A record of broken promises

David Cameron and Nick Clegg have failed every test and broken every promise they’ve made on the economy.

They promised we’d be all in this together but then they gave millionaires a huge tax cut. They promised people would be better off. But most people in South Yorkshire and North Derbyshire are not feeling the recovery. On average, working people are now £1,600 a year worse off than in 2010.

It’s this cost-of-living crisis why the Chancellor had to admit that his key promise – to balance the nation’s books by next year – now lies in tatters.

Because wages aren’t rising and too many are stuck in low-paid jobs, the tax revenues we need to get the deficit down aren’t coming in.
They don’t understand the fundamental link between the living standards of everyday working people and Britain’s ability to deal with the deficit. George Osborne has now borrowed a staggering £219 billion more than he said he would. Worse, the economy is set to slow down next year after forecasts for wages have been revised down again. Yet he still tries to claim that the economy is fixed and his plan is working. How out of touch can you get?

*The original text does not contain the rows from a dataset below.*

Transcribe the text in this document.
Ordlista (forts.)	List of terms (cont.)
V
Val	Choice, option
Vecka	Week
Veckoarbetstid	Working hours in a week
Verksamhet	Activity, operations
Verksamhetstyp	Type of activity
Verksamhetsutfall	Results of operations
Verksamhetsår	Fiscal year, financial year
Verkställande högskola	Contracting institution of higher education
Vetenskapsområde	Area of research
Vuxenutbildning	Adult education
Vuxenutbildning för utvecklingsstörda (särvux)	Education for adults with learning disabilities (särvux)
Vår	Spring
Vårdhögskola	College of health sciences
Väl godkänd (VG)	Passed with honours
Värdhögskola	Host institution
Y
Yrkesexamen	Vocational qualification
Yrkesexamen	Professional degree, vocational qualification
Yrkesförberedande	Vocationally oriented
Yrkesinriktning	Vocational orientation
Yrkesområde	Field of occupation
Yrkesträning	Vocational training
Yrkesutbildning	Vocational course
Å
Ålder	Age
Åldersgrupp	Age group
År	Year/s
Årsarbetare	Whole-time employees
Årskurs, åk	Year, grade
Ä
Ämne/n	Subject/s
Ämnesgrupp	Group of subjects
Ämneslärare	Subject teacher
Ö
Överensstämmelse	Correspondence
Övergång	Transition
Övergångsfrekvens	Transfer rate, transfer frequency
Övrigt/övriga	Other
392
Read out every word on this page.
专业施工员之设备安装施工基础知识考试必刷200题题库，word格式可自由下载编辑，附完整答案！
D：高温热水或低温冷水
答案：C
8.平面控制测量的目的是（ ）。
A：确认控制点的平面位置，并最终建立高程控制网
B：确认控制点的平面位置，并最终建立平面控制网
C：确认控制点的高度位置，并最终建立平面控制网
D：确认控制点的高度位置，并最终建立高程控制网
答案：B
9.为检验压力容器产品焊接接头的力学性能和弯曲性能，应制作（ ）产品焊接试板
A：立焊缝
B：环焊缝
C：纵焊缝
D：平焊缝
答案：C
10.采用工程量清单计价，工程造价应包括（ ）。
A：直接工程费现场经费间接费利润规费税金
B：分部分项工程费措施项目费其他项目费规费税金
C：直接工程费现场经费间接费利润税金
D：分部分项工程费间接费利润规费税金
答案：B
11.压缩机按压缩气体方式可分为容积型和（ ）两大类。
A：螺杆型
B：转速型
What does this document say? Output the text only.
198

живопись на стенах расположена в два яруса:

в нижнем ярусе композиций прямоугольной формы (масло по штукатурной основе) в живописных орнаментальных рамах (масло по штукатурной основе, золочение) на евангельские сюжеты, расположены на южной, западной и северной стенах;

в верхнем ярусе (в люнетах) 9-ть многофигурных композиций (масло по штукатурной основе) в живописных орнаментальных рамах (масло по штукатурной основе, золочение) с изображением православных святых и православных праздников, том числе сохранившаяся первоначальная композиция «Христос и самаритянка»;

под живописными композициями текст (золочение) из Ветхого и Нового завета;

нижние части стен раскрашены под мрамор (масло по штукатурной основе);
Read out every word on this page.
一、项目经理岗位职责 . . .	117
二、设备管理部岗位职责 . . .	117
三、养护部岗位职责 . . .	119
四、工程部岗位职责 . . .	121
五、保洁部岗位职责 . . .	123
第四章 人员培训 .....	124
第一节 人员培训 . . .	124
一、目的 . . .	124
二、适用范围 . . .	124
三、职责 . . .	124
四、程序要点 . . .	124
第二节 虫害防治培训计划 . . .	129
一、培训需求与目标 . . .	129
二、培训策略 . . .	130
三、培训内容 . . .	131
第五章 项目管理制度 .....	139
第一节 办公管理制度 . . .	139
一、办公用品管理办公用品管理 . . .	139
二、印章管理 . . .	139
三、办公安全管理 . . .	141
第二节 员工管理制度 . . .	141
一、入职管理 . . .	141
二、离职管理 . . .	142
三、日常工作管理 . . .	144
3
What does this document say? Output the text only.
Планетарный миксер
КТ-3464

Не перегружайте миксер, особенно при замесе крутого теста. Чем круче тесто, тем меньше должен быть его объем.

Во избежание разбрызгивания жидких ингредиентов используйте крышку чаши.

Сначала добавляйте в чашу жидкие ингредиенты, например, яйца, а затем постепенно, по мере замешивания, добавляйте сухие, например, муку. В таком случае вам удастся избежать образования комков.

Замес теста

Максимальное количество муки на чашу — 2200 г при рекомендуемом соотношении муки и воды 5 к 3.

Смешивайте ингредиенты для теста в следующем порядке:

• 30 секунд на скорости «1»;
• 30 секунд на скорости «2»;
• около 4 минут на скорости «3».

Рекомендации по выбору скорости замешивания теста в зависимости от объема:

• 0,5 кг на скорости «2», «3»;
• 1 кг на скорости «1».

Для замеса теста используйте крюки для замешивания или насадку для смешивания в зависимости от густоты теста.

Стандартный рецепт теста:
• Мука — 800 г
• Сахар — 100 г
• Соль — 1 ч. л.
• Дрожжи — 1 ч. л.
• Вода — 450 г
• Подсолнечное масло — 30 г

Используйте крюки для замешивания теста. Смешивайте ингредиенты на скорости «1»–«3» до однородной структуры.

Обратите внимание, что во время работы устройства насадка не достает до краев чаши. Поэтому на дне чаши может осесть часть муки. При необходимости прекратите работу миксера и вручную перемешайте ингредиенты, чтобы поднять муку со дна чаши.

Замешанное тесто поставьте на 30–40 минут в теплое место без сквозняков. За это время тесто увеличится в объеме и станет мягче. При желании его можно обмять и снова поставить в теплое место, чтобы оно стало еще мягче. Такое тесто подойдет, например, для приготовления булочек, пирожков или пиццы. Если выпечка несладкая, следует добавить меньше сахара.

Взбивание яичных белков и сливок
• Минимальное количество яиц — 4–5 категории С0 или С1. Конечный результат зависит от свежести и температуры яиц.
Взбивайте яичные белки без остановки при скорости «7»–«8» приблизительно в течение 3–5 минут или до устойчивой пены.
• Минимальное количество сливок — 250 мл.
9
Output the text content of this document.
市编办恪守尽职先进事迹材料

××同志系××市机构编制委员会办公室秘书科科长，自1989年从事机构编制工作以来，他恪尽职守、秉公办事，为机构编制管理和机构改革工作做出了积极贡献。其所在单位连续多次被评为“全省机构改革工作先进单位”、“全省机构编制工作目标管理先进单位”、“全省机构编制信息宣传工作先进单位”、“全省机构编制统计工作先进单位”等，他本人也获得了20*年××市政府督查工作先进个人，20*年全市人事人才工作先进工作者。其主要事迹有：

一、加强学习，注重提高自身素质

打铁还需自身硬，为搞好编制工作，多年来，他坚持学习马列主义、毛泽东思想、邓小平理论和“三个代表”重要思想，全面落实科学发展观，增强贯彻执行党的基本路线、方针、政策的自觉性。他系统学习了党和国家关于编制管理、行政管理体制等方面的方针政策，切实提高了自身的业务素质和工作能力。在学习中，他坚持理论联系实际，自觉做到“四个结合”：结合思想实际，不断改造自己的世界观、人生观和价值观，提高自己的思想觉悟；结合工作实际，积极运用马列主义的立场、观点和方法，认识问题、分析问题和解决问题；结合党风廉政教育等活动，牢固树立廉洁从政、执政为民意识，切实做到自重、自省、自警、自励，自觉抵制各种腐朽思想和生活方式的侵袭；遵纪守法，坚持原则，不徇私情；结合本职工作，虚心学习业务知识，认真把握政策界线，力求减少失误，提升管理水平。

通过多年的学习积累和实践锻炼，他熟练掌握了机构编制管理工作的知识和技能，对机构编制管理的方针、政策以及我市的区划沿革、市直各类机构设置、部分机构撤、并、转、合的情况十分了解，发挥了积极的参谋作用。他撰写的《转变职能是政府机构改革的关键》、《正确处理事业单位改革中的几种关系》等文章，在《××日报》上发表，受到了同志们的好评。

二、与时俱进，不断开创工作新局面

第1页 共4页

The alternative strategy is to raise the minimum wage, expand free childcare for working parents, scrap the bedroom tax and cut business rates for small firms, and reverse the £3 billion a year tax cut this government has given to the top one per cent of earners. That would balance the books in a fairer way.

Changing stamp duty to help people on middle and low incomes is welcome, but most of all we also need to get more homes built.


David Cameron, Nick Clegg and George Osborne promised to eliminate the deficit by 2015. But with less money coming in because of their wrong economic decisions, they’ve broken their promise, failed their own economic test. Its hardworking people who are paying the price. It’s time for an economic recovery for the many, not just a few.